Rubio and Republican nominee Donald Trump received flak from the local LGBT community for attending the "Rediscovering God in America Renewal Project" conference with about 700 pastors in Orlando alongside several speakers with anti-gay views. The event happened on the two-month anniversary of the mass shooting at the gay nightclub Pulse that killed 49 people.
In his remarks, which you can watch here
, Rubio says:
"When it comes to our bothers and our sisters, our fellow Americans, our neighbors and the LGBT community we should recognize that our nation, while the greatest nation in the history of mankind, is one whose history has been marred by discrimination against, and the rejection of, gays and lesbians.
For example, not long ago the federal government not only banned the hiring of gay employees, it required private contractors to identify them and fire them. We had laws that prohibited gays and lesbians from being served in bars and restaurants, and many of our cities carried out law enforcement efforts targeting the community. There was a time not long ago where it was still acceptable and common in the broader society to use slurs.

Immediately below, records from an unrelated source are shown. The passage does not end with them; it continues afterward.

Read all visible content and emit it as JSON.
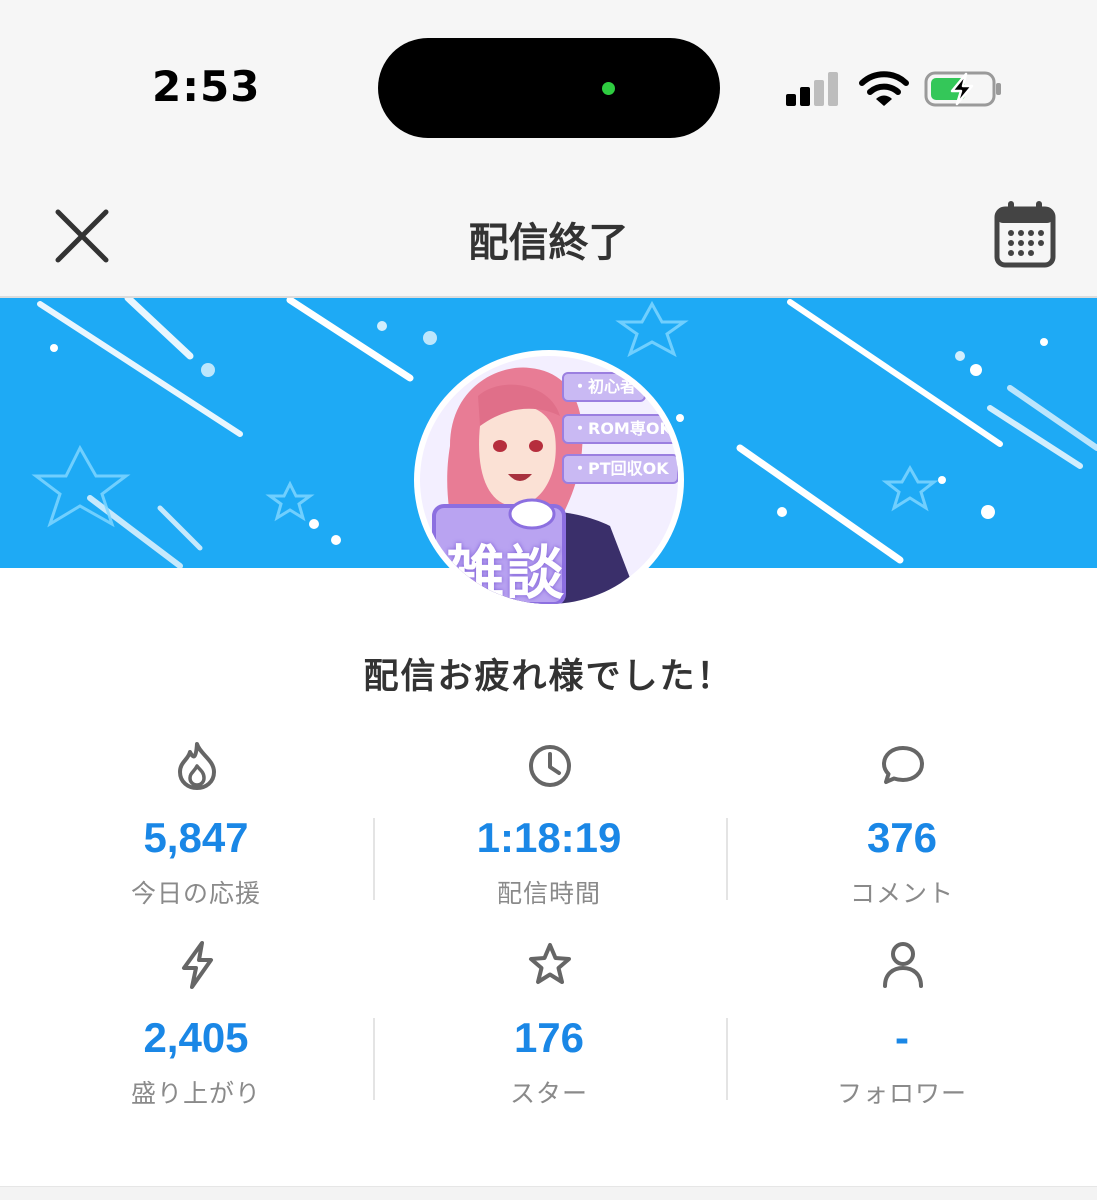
{
  "status_bar": {
    "time": "2:53"
  },
  "header": {
    "title": "配信終了"
  },
  "avatar": {
    "tags": [
      "・初心者",
      "・ROM専OK",
      "・PT回収OK"
    ],
    "badge_text": "雑談"
  },
  "main": {
    "thanks_message": "配信お疲れ様でした！",
    "stats": [
      {
        "icon": "flame-icon",
        "value": "5,847",
        "label": "今日の応援"
      },
      {
        "icon": "clock-icon",
        "value": "1:18:19",
        "label": "配信時間"
      },
      {
        "icon": "comment-icon",
        "value": "376",
        "label": "コメント"
      },
      {
        "icon": "lightning-icon",
        "value": "2,405",
        "label": "盛り上がり"
      },
      {
        "icon": "star-icon",
        "value": "176",
        "label": "スター"
      },
      {
        "icon": "person-icon",
        "value": "-",
        "label": "フォロワー"
      }
    ]
  },
  "colors": {
    "accent": "#1a87e6",
    "banner": "#1eaaf5",
    "icon": "#666666",
    "label": "#8a8a8a"
  }
}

To love our neighbors in the LGBT community, we should recognize that even as we stand firm in the belief that marriage is the union between one man and one woman, there are those in that community and in same-sex relationships whose love for one another is real, and who feel angry and humiliated that the law did not recognize their relationship as a marriage.
To love our neighbors, we must recognize that many have experienced sometimes, severe condemnation and judgment from some Christians. They have heard some say that the reason God will bring condemnation on America is because of them. As if somehow, God was willing to put up with adultery, and gluttony, and greed and pride, but now, this is the last straw. To love our neighbors, we must abandon a spirit of judgment. Do not judge or you will be judged."
But in the same speech, Rubio says he "continues to support the traditional definition of marriage" because he believes "the union of one man and woman is a special relationship with an extraordinary record of success at raising children into strong and successful people." He says:
"I believe, as many of you do, that this relationship deserves to be elevated and set apart in our laws. I acknowledge that those who have a different view have a right to their views, but Americans like myself who support keeping the traditional definition of marriage also have a right to ours."
In short, the whole speech could be summarized as Rubio telling hundreds of pastors they had to be nicer to LGBT people, but also that heterosexual marriage deserves to be on a higher level than other marriages, which sounds a lot like the discrimination he was preaching against.